As last year, my Thanksgiving-themed snippets will be coming from Chapter 19, “Happy Thanksgiving,” of the book formerly known as The Very First (which is set during 1938). The new and improved title will finally be revealed upon its release next year!

It’s two days before Thanksgiving, and Sparky (real name Katherine), her mother, her oldest brother Gary (born Friedrich), her best friend Cinnimin, and Cinnimin’s older brother M.J. are buying food for the Smalls’ half of the joint household’s feast. They’re now at their final stop, a kosher butcher.

Cinni held back after Gary opened the butcher’s door for her. Since she didn’t live on a farm and never helped in the kitchen if she could help it, she wasn’t used to seeing animal carcasses hanging up and strewn over tables.
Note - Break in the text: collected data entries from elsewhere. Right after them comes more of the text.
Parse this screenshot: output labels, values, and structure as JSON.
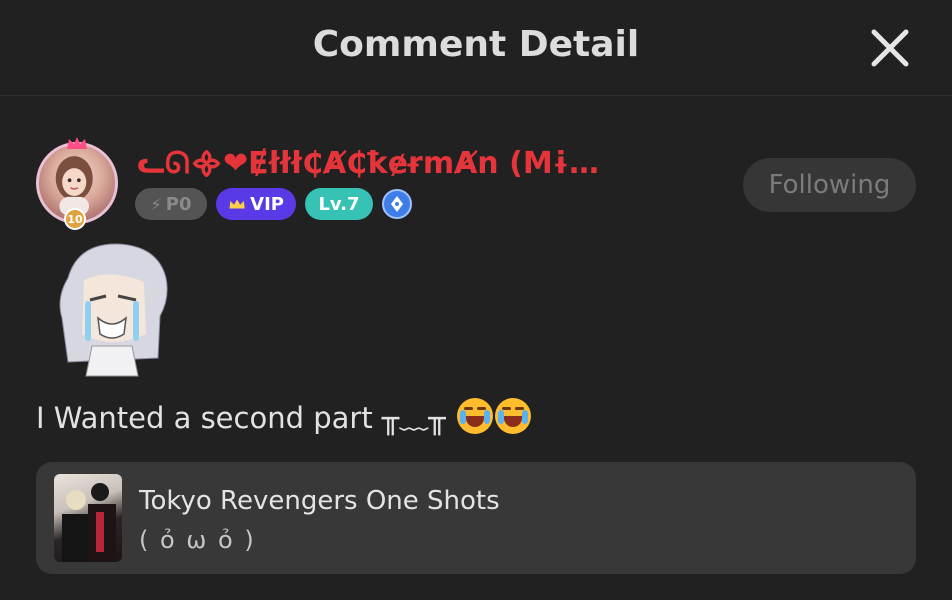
{
  "header": {
    "title": "Comment Detail"
  },
  "user": {
    "name": "ᓚᘏ᯽❤Ɇłłł₵Ⱥ₵ꝁɇɍmȺn (MɨkȺ...",
    "avatar_level": "10",
    "badges": {
      "power": "P0",
      "vip": "VIP",
      "level": "Lv.7"
    },
    "follow_label": "Following"
  },
  "comment": {
    "text": "I Wanted a second part ╥﹏╥"
  },
  "book": {
    "title": "Tokyo Revengers One Shots",
    "subtitle": "( ỏ ω ỏ )"
  },
  "colors": {
    "background": "#212121",
    "username": "#e5353b",
    "vip": "#5a39e6",
    "level": "#36c2b4"
  }
}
It was bad enough when she’d seen that fish head at the Smalls’ Rosh Hashanah supper.

“We usually go to a kosher butcher in Germantown, but this is much closer,” Gary said. “It’s not practical to haul all this stuff back on the streetcar, to our regular butcher, and back onto the streetcar again. I wish we’d settled in a place like New York or Newark, where all the Jewish resources we need are within a five-block radius of our home instead of a long ride and walk, there and back.”

Mrs. Small set her baskets down and approached a small pen of live turkeys. Cinni watched in amazement as she picked several up, felt for the meat on their bones, inspected their eyes and talons, and blew on their feathers. Mrs. Small might’ve never eaten a turkey or selected one for butchering, but she sure knew what to look for in her poultry.